New shortened dictionary leaves readers empty-handed
By Nicki Crisci
Opinion Editor
Editors at Oxford recently decided to make some drastic changes to the Oxford English Dictionary; they opted to give the boot to more than 16,000 hyphens in the new sixth edition, leaving people hard-pressed to find out why this change occurred—or in fact, just hard pressed.
Most of the hyphens that were dropped were from compound nouns such as water-bed and ice-cream. Other words, such as bumble-bee and cry-baby, are being crunched together to form just one word.
In an article from the Oct. 7 issue of The New York Times, the Oxford editor Angus Stevenson said, “People are not confident about using hyphens anymore. They’re not really sure what they’re for.”
Just because people don’t know what hyphens are for does not mean they can’t learn how to use them. The most basic way to find out how to correctly use hyphens is to look them up in the dictionary in the first place.
Now that the dictionary is changing all these hyphens that might be considered silly or outdated, the desire to look up such words may decline for the less-than-ambitious students across the country.
Hey, if you didn’t know that there was a hyphen in bumble-bee, why bother to know now, right? No. This change is like obesity for the mind. By eliminating hyphens, we are in gradually succumbing to ignorance and lessening our chances of learning new things.
Hyphens are far from being obtrusive and silly.
Hyphenated words sprinkle the stories of great authors quite beautifully. Who could forget such mind-blowing images as Homer’s “rosy-fingered dawn” or Shakespeare’s “green-eyed jealousy.”
They add to writings a special element that would otherwise be absent without such a distinction in descriptive nouns.

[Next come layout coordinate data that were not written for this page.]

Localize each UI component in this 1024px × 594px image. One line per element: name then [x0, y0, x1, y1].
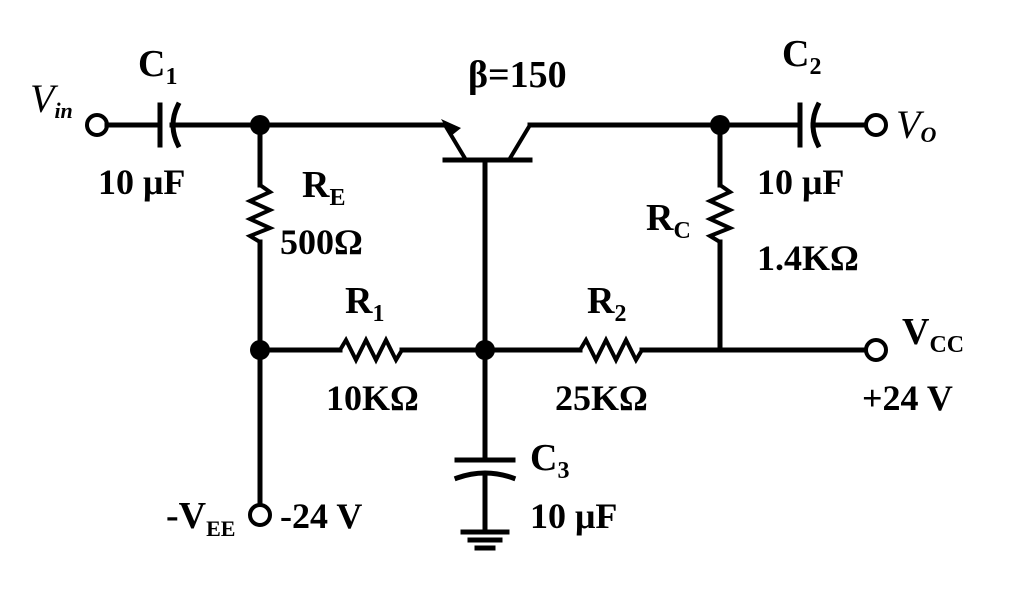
rc-resistor	[705, 183, 736, 244]
rc-value: 1.4KΩ	[757, 238, 859, 278]
vee-terminal	[248, 503, 272, 527]
collector-lead	[507, 123, 532, 162]
vcc-terminal	[864, 338, 888, 362]
r1-label: R1	[345, 280, 384, 327]
rc-label: RC	[646, 197, 691, 244]
re-value: 500Ω	[280, 222, 363, 262]
emitter-arrow-icon	[441, 119, 461, 136]
vee-label: -VEE	[166, 495, 235, 541]
c1-value: 10 μF	[98, 162, 185, 202]
vcc-value: +24 V	[862, 378, 953, 418]
ground-icon	[460, 529, 510, 551]
c3-value: 10 μF	[530, 496, 617, 536]
c2-label: C2	[782, 33, 821, 80]
r1-resistor	[338, 335, 404, 365]
bjt-transistor	[441, 119, 533, 353]
r1-value: 10KΩ	[326, 378, 419, 418]
r2-label: R2	[587, 280, 626, 327]
beta-label: β=150	[468, 54, 567, 96]
r2-resistor	[578, 335, 644, 365]
vcc-label: VCC	[902, 311, 964, 358]
vo-terminal	[864, 113, 888, 137]
c2-value: 10 μF	[757, 162, 844, 202]
c3-label: C3	[530, 437, 569, 484]
vin-label: Vin	[30, 76, 73, 123]
re-resistor	[245, 183, 276, 244]
vin-terminal	[85, 113, 109, 137]
vo-label: VO	[896, 102, 936, 147]
vee-value: -24 V	[280, 496, 362, 536]
re-label: RE	[302, 164, 345, 211]
r2-value: 25KΩ	[555, 378, 648, 418]
c1-label: C1	[138, 43, 177, 90]
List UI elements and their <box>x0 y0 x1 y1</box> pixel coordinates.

It is simply mind-boggling to believe that the editors of the dictionary would decide to delete so many hyphens from our language when they have served such a good purpose over time.
This leads to many questions on my part.
Will Microsoft Word come out with a new update for its system involving the extinction of hyphens? Will English professors across the country have new grammar problems to tackle? Or will people just become lazier, knowing that there are words now that they can fail to punctuate correctly?
We must still have some stability to hold onto while every aspect of life is modernized. What kind of a society will we become when we no longer have variety in our paragraphs? The hyphen-less writings will be as monotonous as the computer screens from which we now read e-books any day of the week.
This change also leaves one to wonder what they will decide to get rid of next.
Will colons and semicolons be eliminated because no one is quite “sure what they’re for,” because people weren’t taught how to use them the right way?
Oxford may have the influence of their authority, but I for one will be a cry-baby mourning the loss of 16,000 hyphens and give them a home in my articles and other writings.